Bu ilişkiyi farklı şekillerde görebilmekteyiz. Agnes’in alkolden ve erkeklerden kurtulduğu, hayatını düzene soktuğu farklı dönemlerde hayatına giren iki erkeğin de onu alkole dönmeye teşvik edişi örnek verilebilmektedir. Ayrıca, Agnes’in hem alkolü hem erkekleri büyük bir mücadele ile bıraktığı dönemlerde eski kocasının bira ile gelmesi Agnes’in hayatına devam etme iradesini kırmaktadır. Hugh’un, Agnes’i normal şartlarda görmeye dayanamamasına rağmen iyiye gittiğini duyduğunda Agnes’de oluşan bu iradeden nefret etmesi tabi ki bir rastlantı değildir. Üstelik Agnes’i mahkum ettiği yoksul mahalleye bile gitmektir. Tıpkı Agnes’in erkek arkadaşı Eugene’nin de Agnes’i alkolden uzak durmaya çalıştığı dönemde alkole teşvik etmesi gibi.

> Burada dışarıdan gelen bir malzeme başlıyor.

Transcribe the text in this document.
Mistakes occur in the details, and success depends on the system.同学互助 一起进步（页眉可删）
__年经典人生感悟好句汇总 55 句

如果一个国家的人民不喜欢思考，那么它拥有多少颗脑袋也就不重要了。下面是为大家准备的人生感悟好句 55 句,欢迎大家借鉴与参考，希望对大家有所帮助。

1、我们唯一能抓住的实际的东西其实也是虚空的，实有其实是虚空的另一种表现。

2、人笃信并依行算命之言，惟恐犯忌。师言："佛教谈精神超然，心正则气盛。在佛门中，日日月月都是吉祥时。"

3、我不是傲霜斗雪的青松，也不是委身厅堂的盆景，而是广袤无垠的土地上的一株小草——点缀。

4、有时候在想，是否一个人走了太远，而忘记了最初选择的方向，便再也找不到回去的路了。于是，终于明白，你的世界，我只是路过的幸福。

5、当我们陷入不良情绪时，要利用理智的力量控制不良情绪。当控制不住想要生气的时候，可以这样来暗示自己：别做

Agnes, iradesi etrafındaki erkeklerce sayılmayan, gösterdiği iradeye açık açık ve şiddetle karşı çıkılan bir kadın. Dolayısıyla, erkekler Agnes’e cinsel saldırıda bulunmak için içkiyi bir araç olarak kullanmaktadır. Ve terk edildiği maden bölgesinin işsizlik, yoksulluk ve bağımlı sakinleri de bu durumu normal karşılamaktadır.

Bu koşullarda, eski kocası, erkek arkadaşı ve çevresindeki tüm insanlara karşı en büyük silahı ve cevabı iyileşmesidir. Bunun içki içmemesidir. Yani gösterdiği irade ve bu irade ile kendini tarif edebilmesidir. İşte bu çabası ve gösterdiği irade, hem etrafında ki erkekler hem de içinde yaşadığı toplum için kabul edilemezdir. Ve yok edilmesi gereken bir şey haline dönüşmektedir.

Agnes, belli ki çok dar kalıp ve sınırlar içinde kabul edilebilmektedir. Onu kabul etmemekte ve iradesini ezip geçmektedirler. Ne yazık ki sonuçları çok yıkıcı olmaktadır.

Sonuç olarak, kadının kendi yaşamı için gösterdiği irade tam da bu yüzden erkekler, devletler ve toplumlar için tehlikeli görülemektedir. Ayrıca tahammül ve kontrol edilemez, korkulan, fobik ve yok edilmeye çalışılan bir durumdur.